Zij rolde onverwachts uit de trui die ik aantrok voor mijn eindmeditatie na de yoga. Pootjes stevig in de wol gehaakt.
Ik schrok en dacht meteen: Dáár ben je!
Een maand eerder hadden wij een ontmoeting die voor mij niet zo fortuinlijk afliep. Ik schoot in m’n bloemenjurk, haastig, op weg naar een voorstelling. De wesp schrok waarschijnlijk op uit haar wintergemijmer en gaf mij een flinke steek. Met een gil schudde ik haar uit mijn mouw op de grond waar ze hulpeloos met trage pootjes op haar rug wriemelde.
Ik legde haar op mijn altaartje. In de veronderstelling dat dit de laatste stuiptrekking van een uitbundig zomerleven was, vol zalige zoete herinneringen. Tsja, dan maar sterven op een ereplaats. Maar toen ik ‘s avonds terugkwam was ze verdwenen. ‘Hoe dan?’, dacht ik. Waarschijnlijk weggekropen in iets donkers om daar te verdwijnen.
Nu opnieuw een ontmoeting. Dan was ze dus omlaaggeklauterd en het stukje vloerbedekking overgestoken om tussen mijn trui te kruipen. De slimmerd!
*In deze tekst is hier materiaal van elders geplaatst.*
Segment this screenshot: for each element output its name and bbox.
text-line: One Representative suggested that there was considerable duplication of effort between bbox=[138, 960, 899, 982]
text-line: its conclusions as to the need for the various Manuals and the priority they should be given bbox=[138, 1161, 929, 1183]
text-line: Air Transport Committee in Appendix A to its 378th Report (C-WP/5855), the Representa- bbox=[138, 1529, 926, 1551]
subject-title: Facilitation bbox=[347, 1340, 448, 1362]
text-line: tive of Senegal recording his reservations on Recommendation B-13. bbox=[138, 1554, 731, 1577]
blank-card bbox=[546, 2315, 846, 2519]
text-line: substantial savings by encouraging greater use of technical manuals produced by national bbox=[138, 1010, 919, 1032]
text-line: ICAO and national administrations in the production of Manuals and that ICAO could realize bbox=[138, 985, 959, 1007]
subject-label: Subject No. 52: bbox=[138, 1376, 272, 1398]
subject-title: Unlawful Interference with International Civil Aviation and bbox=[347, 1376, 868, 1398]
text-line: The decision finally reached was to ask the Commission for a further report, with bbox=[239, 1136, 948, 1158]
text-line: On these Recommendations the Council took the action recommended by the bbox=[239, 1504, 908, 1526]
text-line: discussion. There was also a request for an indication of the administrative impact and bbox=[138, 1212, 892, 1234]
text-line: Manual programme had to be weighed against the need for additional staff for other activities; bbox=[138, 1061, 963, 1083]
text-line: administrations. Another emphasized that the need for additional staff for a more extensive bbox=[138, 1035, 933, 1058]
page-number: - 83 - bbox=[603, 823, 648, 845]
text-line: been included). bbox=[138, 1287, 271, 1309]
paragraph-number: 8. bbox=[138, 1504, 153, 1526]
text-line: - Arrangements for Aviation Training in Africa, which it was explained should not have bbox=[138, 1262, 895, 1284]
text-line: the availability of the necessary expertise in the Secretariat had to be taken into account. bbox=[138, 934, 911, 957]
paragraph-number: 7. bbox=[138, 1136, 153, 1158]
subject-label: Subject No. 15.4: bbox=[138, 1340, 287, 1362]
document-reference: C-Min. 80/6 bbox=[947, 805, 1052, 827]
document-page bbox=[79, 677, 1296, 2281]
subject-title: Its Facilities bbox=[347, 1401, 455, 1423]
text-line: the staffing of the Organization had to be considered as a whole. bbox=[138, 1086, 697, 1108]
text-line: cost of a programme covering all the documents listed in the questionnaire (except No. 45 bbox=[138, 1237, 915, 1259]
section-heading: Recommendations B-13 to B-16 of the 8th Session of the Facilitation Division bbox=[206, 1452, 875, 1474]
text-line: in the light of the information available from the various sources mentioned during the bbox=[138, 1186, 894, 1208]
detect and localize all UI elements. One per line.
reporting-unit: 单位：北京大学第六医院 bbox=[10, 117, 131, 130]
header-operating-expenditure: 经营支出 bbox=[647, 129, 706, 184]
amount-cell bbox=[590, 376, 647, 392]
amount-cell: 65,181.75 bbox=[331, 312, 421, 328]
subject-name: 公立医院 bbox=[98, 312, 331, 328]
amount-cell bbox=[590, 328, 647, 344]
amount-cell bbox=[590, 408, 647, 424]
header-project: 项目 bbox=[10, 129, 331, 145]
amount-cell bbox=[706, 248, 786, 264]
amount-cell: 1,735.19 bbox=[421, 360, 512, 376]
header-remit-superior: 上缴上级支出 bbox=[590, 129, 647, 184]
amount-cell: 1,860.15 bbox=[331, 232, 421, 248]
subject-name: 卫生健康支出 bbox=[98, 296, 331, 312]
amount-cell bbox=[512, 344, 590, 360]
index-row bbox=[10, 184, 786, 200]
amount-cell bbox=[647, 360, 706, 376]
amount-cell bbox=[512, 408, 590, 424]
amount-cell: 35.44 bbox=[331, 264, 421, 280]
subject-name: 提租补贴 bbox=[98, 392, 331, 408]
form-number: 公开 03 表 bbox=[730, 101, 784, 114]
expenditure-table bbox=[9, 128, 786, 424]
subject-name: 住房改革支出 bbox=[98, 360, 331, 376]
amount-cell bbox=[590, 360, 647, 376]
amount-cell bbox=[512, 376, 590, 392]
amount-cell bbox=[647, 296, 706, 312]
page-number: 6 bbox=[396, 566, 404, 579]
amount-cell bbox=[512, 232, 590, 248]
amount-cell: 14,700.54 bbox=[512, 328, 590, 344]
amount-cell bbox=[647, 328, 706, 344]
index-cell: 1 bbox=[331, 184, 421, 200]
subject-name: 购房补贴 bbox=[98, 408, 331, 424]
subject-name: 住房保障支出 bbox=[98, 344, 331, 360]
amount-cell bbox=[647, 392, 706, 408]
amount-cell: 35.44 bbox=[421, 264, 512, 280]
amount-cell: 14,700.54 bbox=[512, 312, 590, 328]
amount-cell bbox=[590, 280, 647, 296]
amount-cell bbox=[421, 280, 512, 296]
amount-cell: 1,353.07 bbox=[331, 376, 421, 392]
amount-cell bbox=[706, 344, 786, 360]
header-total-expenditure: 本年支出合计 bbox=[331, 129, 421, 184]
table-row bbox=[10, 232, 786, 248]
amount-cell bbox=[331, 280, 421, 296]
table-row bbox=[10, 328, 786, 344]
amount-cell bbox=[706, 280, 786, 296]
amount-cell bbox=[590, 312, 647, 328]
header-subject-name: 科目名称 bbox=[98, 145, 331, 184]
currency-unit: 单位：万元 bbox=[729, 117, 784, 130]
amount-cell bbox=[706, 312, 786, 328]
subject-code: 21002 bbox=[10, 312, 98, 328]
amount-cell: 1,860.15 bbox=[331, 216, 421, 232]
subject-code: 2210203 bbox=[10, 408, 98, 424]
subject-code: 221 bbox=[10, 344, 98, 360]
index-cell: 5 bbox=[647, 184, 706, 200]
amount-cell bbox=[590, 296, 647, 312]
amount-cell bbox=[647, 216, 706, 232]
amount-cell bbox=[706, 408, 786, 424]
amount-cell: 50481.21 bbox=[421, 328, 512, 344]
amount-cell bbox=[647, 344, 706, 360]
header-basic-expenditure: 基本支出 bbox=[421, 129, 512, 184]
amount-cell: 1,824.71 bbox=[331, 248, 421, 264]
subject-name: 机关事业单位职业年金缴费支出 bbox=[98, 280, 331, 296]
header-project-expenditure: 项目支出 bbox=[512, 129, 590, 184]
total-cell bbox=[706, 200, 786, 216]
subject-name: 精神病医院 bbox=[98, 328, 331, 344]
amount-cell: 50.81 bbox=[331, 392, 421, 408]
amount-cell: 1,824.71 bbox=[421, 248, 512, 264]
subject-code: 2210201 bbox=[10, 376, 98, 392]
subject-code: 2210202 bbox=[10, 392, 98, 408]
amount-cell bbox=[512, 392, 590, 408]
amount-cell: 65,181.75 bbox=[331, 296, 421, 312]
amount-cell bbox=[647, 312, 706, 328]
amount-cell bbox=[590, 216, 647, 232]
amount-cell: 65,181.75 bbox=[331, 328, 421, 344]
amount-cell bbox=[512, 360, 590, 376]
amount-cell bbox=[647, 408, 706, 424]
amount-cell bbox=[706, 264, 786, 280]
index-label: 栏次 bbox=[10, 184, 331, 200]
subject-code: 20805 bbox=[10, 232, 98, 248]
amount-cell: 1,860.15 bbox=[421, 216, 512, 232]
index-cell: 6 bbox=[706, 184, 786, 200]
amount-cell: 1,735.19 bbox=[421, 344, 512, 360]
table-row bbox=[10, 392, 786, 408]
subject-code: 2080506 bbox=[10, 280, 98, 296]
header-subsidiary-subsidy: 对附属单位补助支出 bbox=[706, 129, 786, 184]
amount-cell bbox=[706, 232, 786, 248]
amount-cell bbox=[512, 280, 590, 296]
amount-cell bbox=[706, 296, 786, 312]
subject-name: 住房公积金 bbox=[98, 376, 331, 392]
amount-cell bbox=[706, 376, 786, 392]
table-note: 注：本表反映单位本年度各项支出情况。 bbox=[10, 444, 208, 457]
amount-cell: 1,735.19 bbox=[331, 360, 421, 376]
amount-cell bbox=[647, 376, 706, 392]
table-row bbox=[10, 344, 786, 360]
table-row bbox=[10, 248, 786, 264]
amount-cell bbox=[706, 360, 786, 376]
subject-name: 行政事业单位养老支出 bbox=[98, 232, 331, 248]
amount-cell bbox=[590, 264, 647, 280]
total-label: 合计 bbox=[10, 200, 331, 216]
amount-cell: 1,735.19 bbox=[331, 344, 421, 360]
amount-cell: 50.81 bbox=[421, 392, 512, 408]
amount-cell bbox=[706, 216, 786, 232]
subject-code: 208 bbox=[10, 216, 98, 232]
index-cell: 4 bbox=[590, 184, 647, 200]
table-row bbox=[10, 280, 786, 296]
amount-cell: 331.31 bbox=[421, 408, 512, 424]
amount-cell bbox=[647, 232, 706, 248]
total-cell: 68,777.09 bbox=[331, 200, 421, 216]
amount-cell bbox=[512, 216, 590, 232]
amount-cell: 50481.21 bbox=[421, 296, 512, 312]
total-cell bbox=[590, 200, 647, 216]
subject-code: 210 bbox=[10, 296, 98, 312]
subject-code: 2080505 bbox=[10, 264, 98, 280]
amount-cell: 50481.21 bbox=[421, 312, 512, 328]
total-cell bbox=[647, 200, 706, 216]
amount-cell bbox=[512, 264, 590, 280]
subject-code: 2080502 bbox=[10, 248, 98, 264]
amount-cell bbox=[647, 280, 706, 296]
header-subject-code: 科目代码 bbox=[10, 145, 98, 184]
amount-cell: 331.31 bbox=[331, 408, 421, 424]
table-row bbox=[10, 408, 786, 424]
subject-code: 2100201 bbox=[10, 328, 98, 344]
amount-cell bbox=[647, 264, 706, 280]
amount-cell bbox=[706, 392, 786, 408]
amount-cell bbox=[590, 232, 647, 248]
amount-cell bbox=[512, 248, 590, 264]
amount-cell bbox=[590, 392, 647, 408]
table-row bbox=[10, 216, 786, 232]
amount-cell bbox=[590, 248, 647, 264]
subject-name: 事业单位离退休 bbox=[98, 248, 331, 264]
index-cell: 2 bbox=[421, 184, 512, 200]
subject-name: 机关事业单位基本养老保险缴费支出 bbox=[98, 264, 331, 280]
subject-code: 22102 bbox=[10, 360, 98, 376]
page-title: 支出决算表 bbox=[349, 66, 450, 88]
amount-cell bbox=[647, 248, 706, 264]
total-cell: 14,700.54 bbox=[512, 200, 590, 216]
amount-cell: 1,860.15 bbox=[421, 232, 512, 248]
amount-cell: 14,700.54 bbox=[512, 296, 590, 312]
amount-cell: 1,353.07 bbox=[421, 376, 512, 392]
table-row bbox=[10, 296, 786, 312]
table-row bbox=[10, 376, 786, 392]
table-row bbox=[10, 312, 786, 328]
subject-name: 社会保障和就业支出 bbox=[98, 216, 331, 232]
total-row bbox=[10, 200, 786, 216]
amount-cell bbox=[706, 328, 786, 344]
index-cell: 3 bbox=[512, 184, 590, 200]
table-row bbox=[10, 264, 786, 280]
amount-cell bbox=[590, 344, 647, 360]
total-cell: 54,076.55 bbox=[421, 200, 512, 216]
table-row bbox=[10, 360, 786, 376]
Ik keek een hele tijd naar het af en toe schokkende lijfje en dacht: ‘ook zó ziet sterven eruit’. Je ziet iets van de buitenkant en hebt geen weet van wat er zich binnenin allemaal afspeelt. De vleugels af en toe bewegend en verder alles stil. Daarna sloot ik mijn ogen voor de meditatie die mij behalve gedachten over hoe te sterven en in de aanwezigheid van wie, ook op allerlei onrustige plekken bracht, met Barbie enzo, en lege ezels die om schilderijen smeekten. Na een kwartier schoot ik uit mijn mijmeringen door een hard zoemend geluid. De wesp duwde ongeduldig haar kop tegen het glas en vloog nijdig heen en weer om te zien waar de uitgang was.
Voor de zoveelste keer moest ik mijn gedachten over een wesp, hoe leeft zij en hoe sterft zij, helemaal op z’n kop zetten. En laten we wel wezen: wat weet ik nou écht van haar? Echt niet veel meer dan dat ik aan onze ‘begroeting’ een week een dikke arm overhoud.
Ik draaide aan de hendel van het dakraam. Buiten was het min 2. Maar de oneindigheid lonkte en met dat het raam openging stoof ze naar boven, hoger en verder, en nog hoger, en nog veel hoger en verder, tussen de droge sneeuwvlokken door. Totdat ik haar niet meer kon zien.